I would like to get some understanding about the gate charge of a power MOSFET. I am referred to this MOSFET gate drive circuit application note: https://toshiba.semicon-storage.com/info/docget.jsp?did=59460 In page 5, subsection 1.2.3. Gate charging mechanism, they assert that Cgs and Cgd capacitances are charged in parallel but I didn't figure out why, normally the MOSFET is in off state and there is no short-circuit across its drain and source. Also, the figure 1.4 and 1.7 state that from time t0 to t2 only Qgs is involved!
When we think about transient behavior, we usually pin the VDD to a perfectly-fixed voltage.

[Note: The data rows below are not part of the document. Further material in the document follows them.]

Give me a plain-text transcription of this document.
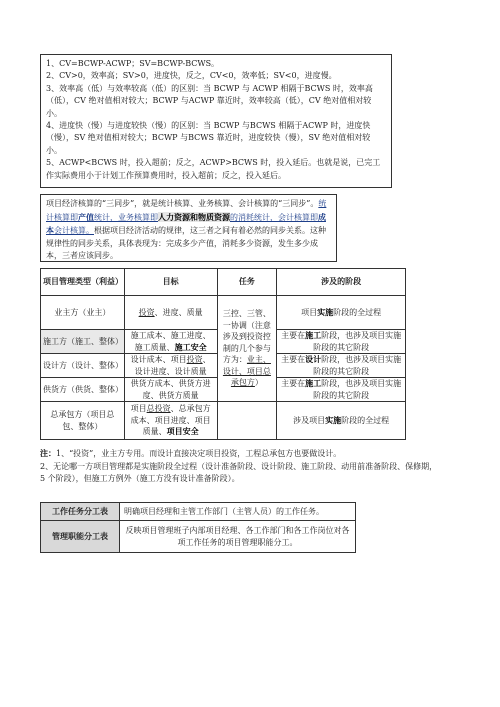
1、CV=BCWP-ACWP；SV=BCWP-BCWS。

2、CV>0，效率高；SV>0，进度快，反之，CV<0，效率低；SV<0，进度慢。

3、效率高（低）与效率较高（低）的区别：当 BCWP 与 ACWP 相隔于BCWS 时，效率高（低），CV 绝对值相对较大；BCWP 与ACWP 靠近时，效率较高（低），CV 绝对值相对较小。

4、进度快（慢）与进度较快（慢）的区别：当 BCWP 与BCWS 相隔于ACWP 时，进度快（慢），SV 绝对值相对较大；BCWP 与BCWS 靠近时，进度较快（慢），SV 绝对值相对较小。

5、ACWP<BCWS 时，投入超前；反之，ACWP>BCWS 时，投入延后。也就是说，已完工作实际费用小于计划工作预算费用时，投入超前；反之，投入延后。

项目经济核算的“三同步”，就是统计核算、业务核算、会计核算的“三同步”。统计核算即产值统计，业务核算即人力资源和物质资源的消耗统计，会计核算即成本会计核算。根据项目经济活动的规律，这三者之间有着必然的同步关系。这种规律性的同步关系，具体表现为：完成多少产值，消耗多少资源，发生多少成本，三者应该同步。
项目管理类型（利益）	目标	任务	涉及的阶段
业主方（业主）	投资、进度、质量	三控、三管、一协调（注意涉及到投资控制的几个参与方为：业主、设计、项目总承包方）	项目实施阶段的全过程
施工方（施工、整体）	施工成本、施工进度、施工质量、施工安全		主要在施工阶段，也涉及项目实施阶段的其它阶段
设计方（设计、整体）	设计成本、项目投资、设计进度、设计质量		主要在设计阶段，也涉及项目实施阶段的其它阶段
供货方（供货、整体）	供货方成本、供货方进度、供货方质量		主要在施工阶段，也涉及项目实施阶段的其它阶段
总承包方（项目总包、整体）	项目总投资、总承包方成本、项目进度、项目质量、项目安全		涉及项目实施阶段的全过程

注：1、“投资”，业主方专用。而设计直接决定项目投资，工程总承包方也要做设计。

2、无论哪一方项目管理都是实施阶段全过程（设计准备阶段、设计阶段、施工阶段、动用前准备阶段、保修期，5 个阶段），但施工方例外（施工方没有设计准备阶段）。

工作任务分工表	明确项目经理和主管工作部门（主管人员）的工作任务。
管理职能分工表	反映项目管理班子内部项目经理、各工作部门和各工作岗位对各项工作任务的项目管理职能分工。
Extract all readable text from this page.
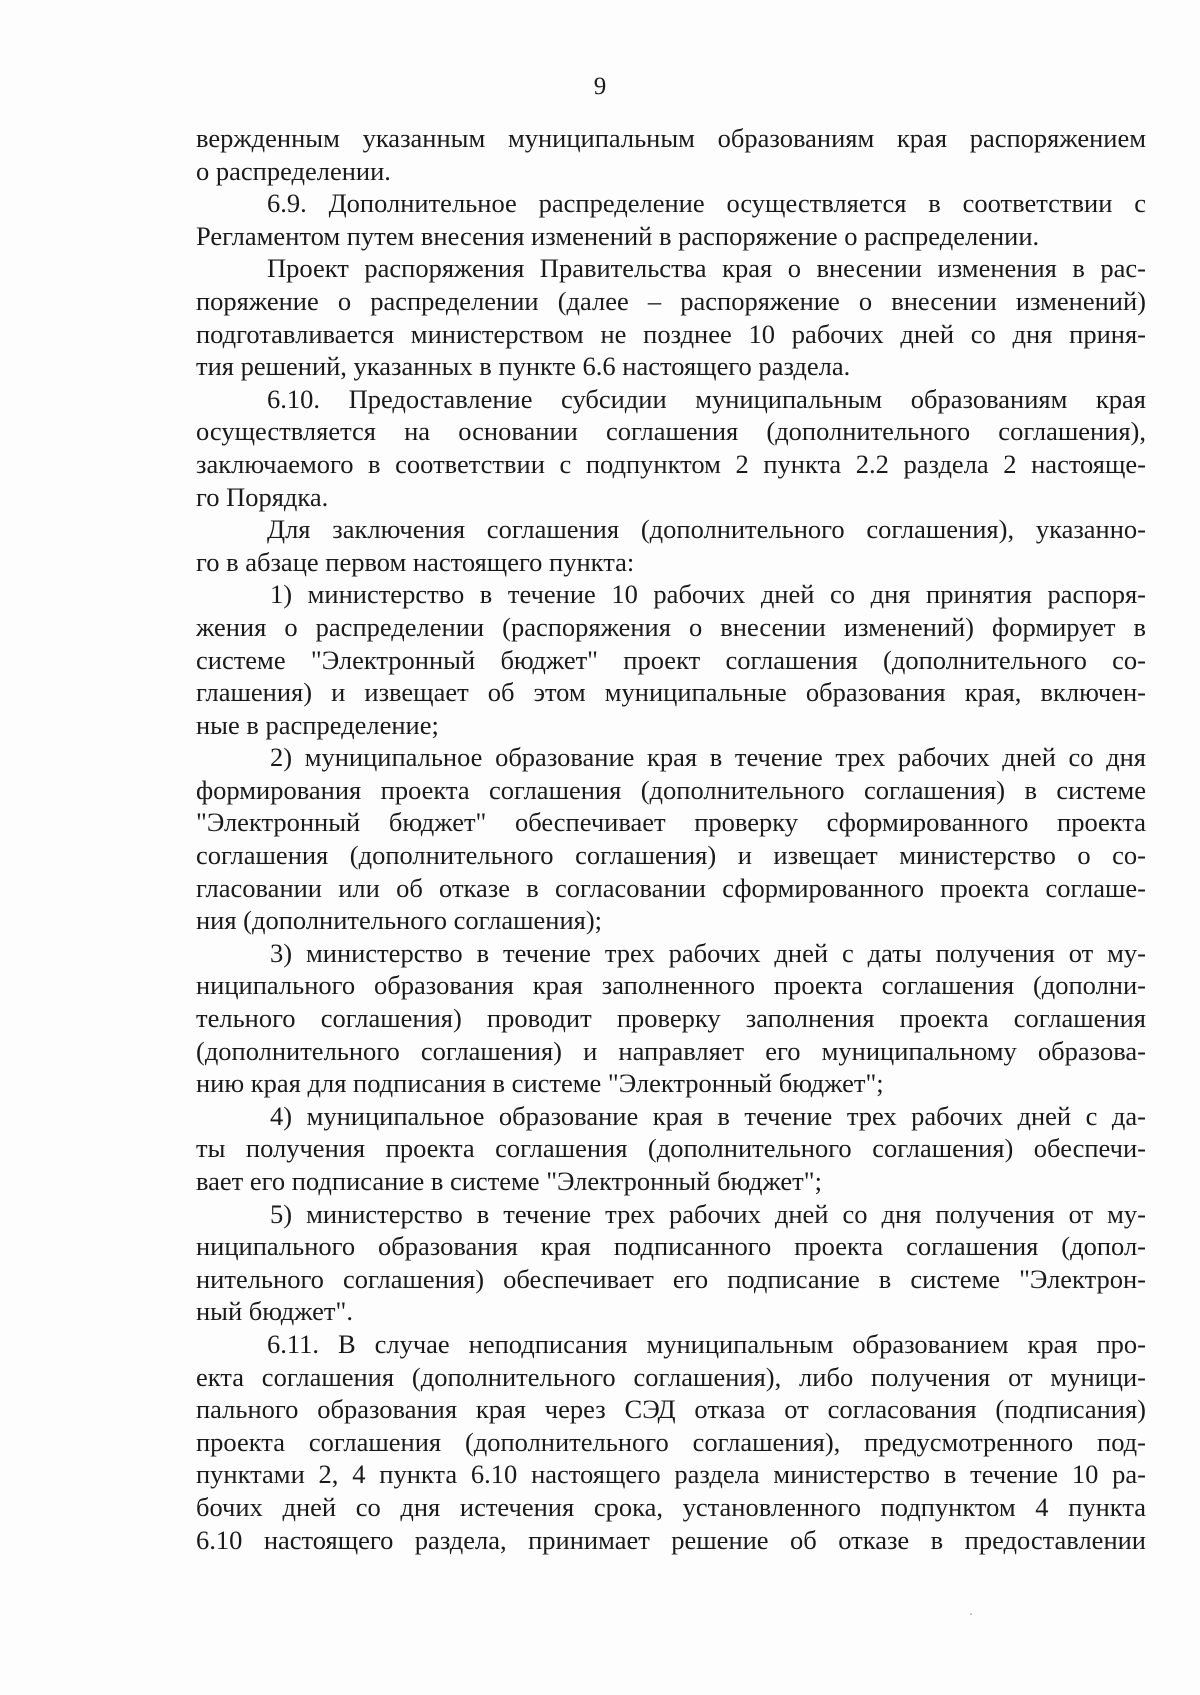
9
вержденным указанным муниципальным образованиям края распоряжением
о распределении.
6.9. Дополнительное распределение осуществляется в соответствии с
Регламентом путем внесения изменений в распоряжение о распределении.
Проект распоряжения Правительства края о внесении изменения в рас-
поряжение о распределении (далее – распоряжение о внесении изменений)
подготавливается министерством не позднее 10 рабочих дней со дня приня-
тия решений, указанных в пункте 6.6 настоящего раздела.
6.10. Предоставление субсидии муниципальным образованиям края
осуществляется на основании соглашения (дополнительного соглашения),
заключаемого в соответствии с подпунктом 2 пункта 2.2 раздела 2 настояще-
го Порядка.
Для заключения соглашения (дополнительного соглашения), указанно-
го в абзаце первом настоящего пункта:
1) министерство в течение 10 рабочих дней со дня принятия распоря-
жения о распределении (распоряжения о внесении изменений) формирует в
системе "Электронный бюджет" проект соглашения (дополнительного со-
глашения) и извещает об этом муниципальные образования края, включен-
ные в распределение;
2) муниципальное образование края в течение трех рабочих дней со дня
формирования проекта соглашения (дополнительного соглашения) в системе
"Электронный бюджет" обеспечивает проверку сформированного проекта
соглашения (дополнительного соглашения) и извещает министерство о со-
гласовании или об отказе в согласовании сформированного проекта соглаше-
ния (дополнительного соглашения);
3) министерство в течение трех рабочих дней с даты получения от му-
ниципального образования края заполненного проекта соглашения (дополни-
тельного соглашения) проводит проверку заполнения проекта соглашения
(дополнительного соглашения) и направляет его муниципальному образова-
нию края для подписания в системе "Электронный бюджет";
4) муниципальное образование края в течение трех рабочих дней с да-
ты получения проекта соглашения (дополнительного соглашения) обеспечи-
вает его подписание в системе "Электронный бюджет";
5) министерство в течение трех рабочих дней со дня получения от му-
ниципального образования края подписанного проекта соглашения (допол-
нительного соглашения) обеспечивает его подписание в системе "Электрон-
ный бюджет".
6.11. В случае неподписания муниципальным образованием края про-
екта соглашения (дополнительного соглашения), либо получения от муници-
пального образования края через СЭД отказа от согласования (подписания)
проекта соглашения (дополнительного соглашения), предусмотренного под-
пунктами 2, 4 пункта 6.10 настоящего раздела министерство в течение 10 ра-
бочих дней со дня истечения срока, установленного подпунктом 4 пункта
6.10 настоящего раздела, принимает решение об отказе в предоставлении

In reality, we have a huge capacitor from VDD to GND.
Thus when the circuit is charging the gate, the C_GS has charge flowing directly to GND.
And the C_GD has charge flowing into VDD, which has that huge capacitor to let the change in charge be flowing into GND.
For circuits that do not keep VDD in a well-controlled state, we tend to call those circuits oscillators, or expect warrantee-problems down the road because of un-reliable behaviors.
When the device is "off". rising from 0V, Vgs charges both Cgs and Cgd as Vg is common to both, but it does not begin to conduct as defined by Vgs(th) =Vt until Vgs reaches that level of charge voltage.
"On" state resistance is an analog value, where RdsOn is then reduced towards the rated value as (Vgs-Vt)/Vt exceeds 2 to the rated for RdsOn @ Vgs usually in the 2~4 Vt range depending on the device threshold specs.
SO in digital terms, we think of On/Off state as a binary but that is only for specified binary Vgs levels with thresholds Vih,Vil (for CMOS) and tolerances like -10% for Vdd. But actually, it is an analog value that continuously varies.